Michael McGuffin, president of the American Herbal Products Association (AHPA), said it’s wise to keep in mind that much of what will affect the dietary supplement industry extends beyond what happens at ODSP itself.

“The ODSP is not going to be the point at which FDA makes its decisions on cannabis, hemp, CBD. And the FDA is resourceful; they are good at identifying and attracting talented people,” McGuffin told NutraIngredients-USA.
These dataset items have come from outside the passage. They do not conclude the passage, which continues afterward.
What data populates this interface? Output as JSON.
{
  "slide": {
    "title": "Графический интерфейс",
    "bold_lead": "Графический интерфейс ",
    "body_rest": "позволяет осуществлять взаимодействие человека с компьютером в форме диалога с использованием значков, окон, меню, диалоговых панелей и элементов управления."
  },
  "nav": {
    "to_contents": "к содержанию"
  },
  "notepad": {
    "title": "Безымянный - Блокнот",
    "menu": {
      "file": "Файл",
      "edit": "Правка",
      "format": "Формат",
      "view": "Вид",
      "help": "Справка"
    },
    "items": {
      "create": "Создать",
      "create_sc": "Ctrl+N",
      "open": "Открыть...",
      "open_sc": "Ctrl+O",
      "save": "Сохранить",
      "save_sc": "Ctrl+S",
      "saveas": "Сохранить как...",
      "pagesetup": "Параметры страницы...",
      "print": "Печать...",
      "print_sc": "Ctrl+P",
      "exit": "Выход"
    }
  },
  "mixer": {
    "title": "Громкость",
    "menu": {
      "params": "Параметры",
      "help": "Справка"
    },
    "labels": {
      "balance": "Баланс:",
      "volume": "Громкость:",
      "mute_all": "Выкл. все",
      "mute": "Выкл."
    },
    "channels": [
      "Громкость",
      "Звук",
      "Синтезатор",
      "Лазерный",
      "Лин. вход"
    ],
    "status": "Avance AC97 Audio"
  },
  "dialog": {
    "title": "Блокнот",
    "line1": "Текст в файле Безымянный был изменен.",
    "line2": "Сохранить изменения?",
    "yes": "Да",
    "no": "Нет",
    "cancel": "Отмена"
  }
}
“With that being said, I wouldn’t want to have to fill critical vacancies in a small team,” he said.

But Steve Mister, president and CEO of the Council for Responsible Nutrition (CRN), said his organization is concerned that the things ODSP is responsible for, such as the NDI issue, will continue to hang fire while the office gets back up to speed.

“I think it is concerning that there has been this level of turnover at ODSP. Like any organization where there is turnover there is an inevitable slowdown while they replace those personnel,” Mister said.

“We need their help in doing things like developing the NDI master files so that companies can have an incentive to submit their NDIs and know that their information can be protected. And there is the issue of probiotics, labeling in terms of CFUs as opposed to milligram amounts. And CRN has worked on the issue of certificates of free sale for export. All of these issues require resources and manpower at FDA. We hope they move quickly to fill these vacancies,” he said.

NPA: Losses will hurt, but remaining employees are dedicated

Daniel Fabricant, PhD, NPA president and CEO, who lured Swift away from FDA, said her loss and that of Durkin is bound to hurt in the short term.

“I imagine that it is a critical loss to all of their core functions. Dr Swift is incredibly dynamic, with a tremendous breadth of knowledge and I’m sure the loss of Durkin has created a number of gaps at ODSP as well. However, FDA and all at ODSP swore an oath to the mission of the agency which is to promote and protect public health and the expectation is that they are fulfilling that oath every day, as it pertains to dietary supplements, independent of the circumstance,” he said.

“I think they are under significant pressure, however much of it is self-induced. Take away new regulatory (New Nutrition Facts) and statutory requirements (FSMA) and its all self-induced. Two big topics last year, that the agency had public meetings on, one around CBD and one around NDI have not yielded any action by the agency thus far. Don’t get me wrong, meetings are important still, there’s more focus at FDA on having a meeting or getting out an NDI guidance versus dealing with adulterated dietary supplement imports,” he said.

“Our members want to be able to say that FDA is getting the job done in a timely manner. Patience on many of the issues is the rate limiting step. Considering that NPA has such a history with the FDA, more so with the addition of Dr. Swift, we certainly believe in their ability to get the job done in accord with their mission and current authorities and we will do all we can to support that,” Fabricant added.